Protes terhadap pemerintahan Presiden Donald Trump dan dukungan untuk Palestina terus meningkat di seluruh Amerika Serikat. Dalam situasi ini, Departemen Luar Negeri AS dilaporkan sedang merencanakan penggunaan teknologi untuk menekan ketidakpuasan masyarakat.
Bulan ini, Axios melaporkan bahwa rencana Senator Marco Rubio yang disebut "Catch and Revoke" bertujuan untuk mencabut visa warga negara asing yang memungkinkan mereka tinggal di AS. Rencana ini dapat didukung oleh analisis kecerdasan buatan (AI) dari akun media sosial individu yang terlibat dalam protes.
Penggunaan AI ini datang pada saat Mahmoud Khalil, seorang mantan mahasiswa Universitas Columbia, saat ini sedang ditahan dan terancam pencabutan kartu hijau (green card) karena keterlibatannya dalam protes di kampus. Hal ini menunjukkan betapa seriusnya pemerintah dalam menangani protes yang terjadi.

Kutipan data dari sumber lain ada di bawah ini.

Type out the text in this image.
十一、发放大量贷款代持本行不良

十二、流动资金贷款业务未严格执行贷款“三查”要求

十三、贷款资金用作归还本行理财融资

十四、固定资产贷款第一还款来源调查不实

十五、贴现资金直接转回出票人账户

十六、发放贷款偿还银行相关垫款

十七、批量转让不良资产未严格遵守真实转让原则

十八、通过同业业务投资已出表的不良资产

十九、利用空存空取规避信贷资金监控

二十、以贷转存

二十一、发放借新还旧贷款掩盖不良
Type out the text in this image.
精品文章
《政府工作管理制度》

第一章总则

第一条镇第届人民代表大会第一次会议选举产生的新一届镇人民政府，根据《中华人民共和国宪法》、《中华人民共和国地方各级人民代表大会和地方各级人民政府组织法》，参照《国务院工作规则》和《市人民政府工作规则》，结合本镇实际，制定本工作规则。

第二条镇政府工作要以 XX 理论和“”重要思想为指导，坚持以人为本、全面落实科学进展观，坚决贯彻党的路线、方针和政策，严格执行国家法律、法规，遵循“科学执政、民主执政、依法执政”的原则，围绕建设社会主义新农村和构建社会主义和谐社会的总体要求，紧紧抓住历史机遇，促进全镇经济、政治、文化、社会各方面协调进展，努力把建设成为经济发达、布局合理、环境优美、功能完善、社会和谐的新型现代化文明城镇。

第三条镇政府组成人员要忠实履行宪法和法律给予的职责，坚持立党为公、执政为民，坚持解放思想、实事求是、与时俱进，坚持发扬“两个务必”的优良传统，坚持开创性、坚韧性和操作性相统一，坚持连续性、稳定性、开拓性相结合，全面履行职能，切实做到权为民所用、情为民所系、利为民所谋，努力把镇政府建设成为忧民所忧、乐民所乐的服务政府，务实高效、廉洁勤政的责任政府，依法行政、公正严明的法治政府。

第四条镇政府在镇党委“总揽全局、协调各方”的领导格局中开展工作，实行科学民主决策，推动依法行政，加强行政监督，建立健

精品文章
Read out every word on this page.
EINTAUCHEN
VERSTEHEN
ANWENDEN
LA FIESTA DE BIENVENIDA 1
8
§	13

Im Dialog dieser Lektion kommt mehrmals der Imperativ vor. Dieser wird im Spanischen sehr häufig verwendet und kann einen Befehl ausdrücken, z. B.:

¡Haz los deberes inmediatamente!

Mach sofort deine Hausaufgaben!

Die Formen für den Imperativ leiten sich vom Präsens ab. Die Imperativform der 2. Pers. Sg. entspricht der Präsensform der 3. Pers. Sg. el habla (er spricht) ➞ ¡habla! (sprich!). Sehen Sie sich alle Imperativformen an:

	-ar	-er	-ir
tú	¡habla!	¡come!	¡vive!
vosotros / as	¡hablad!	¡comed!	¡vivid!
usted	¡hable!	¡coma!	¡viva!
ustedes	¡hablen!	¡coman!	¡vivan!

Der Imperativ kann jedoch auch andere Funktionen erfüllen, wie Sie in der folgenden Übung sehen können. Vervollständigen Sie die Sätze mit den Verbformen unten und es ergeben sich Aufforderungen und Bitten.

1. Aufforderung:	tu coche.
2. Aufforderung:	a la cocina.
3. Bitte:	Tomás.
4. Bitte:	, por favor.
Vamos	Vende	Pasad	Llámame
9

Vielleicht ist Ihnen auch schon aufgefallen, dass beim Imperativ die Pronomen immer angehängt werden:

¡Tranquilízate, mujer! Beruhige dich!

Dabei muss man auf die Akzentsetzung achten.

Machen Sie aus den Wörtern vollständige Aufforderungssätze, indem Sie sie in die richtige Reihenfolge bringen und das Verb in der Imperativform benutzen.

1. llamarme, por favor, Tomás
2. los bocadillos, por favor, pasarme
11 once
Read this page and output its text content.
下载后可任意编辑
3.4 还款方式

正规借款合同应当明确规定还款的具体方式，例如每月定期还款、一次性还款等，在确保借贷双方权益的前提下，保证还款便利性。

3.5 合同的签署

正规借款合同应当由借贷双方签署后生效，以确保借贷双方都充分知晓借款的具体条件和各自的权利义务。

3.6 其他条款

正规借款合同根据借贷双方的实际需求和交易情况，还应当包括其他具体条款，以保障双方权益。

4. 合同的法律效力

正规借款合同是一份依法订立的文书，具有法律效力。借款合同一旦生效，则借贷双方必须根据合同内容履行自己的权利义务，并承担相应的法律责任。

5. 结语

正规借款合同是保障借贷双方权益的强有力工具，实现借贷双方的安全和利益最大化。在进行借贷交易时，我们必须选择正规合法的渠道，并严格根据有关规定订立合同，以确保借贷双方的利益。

AI, atau kecerdasan buatan, adalah teknologi yang dapat menganalisis data dalam jumlah besar dan menemukan pola-pola tertentu. Dalam konteks ini, pemerintah berupaya mengidentifikasi individu yang dianggap terlibat dalam protes melalui jejak digital mereka di media sosial.
Sementara itu, protes yang menyerukan perubahan kebijakan dan mendukung Palestina terus berlangsung di berbagai kota di AS. Para demonstran mengekspresikan pendapat mereka dan menuntut keadilan bagi rakyat Palestina, yang sering kali menjadi isu hangat di kalangan masyarakat.
Dengan adanya rencana ini, banyak yang mengkhawatirkan bahwa penggunaan teknologi untuk mengawasi dan menindak individu yang terlibat dalam protes dapat mengancam kebebasan berpendapat. Masyarakat pun mulai mempertanyakan batasan antara keamanan nasional dan hak asasi manusia.
Kita akan terus memantau perkembangan situasi ini dan bagaimana pemerintah AS akan merespons protes yang meluas ini.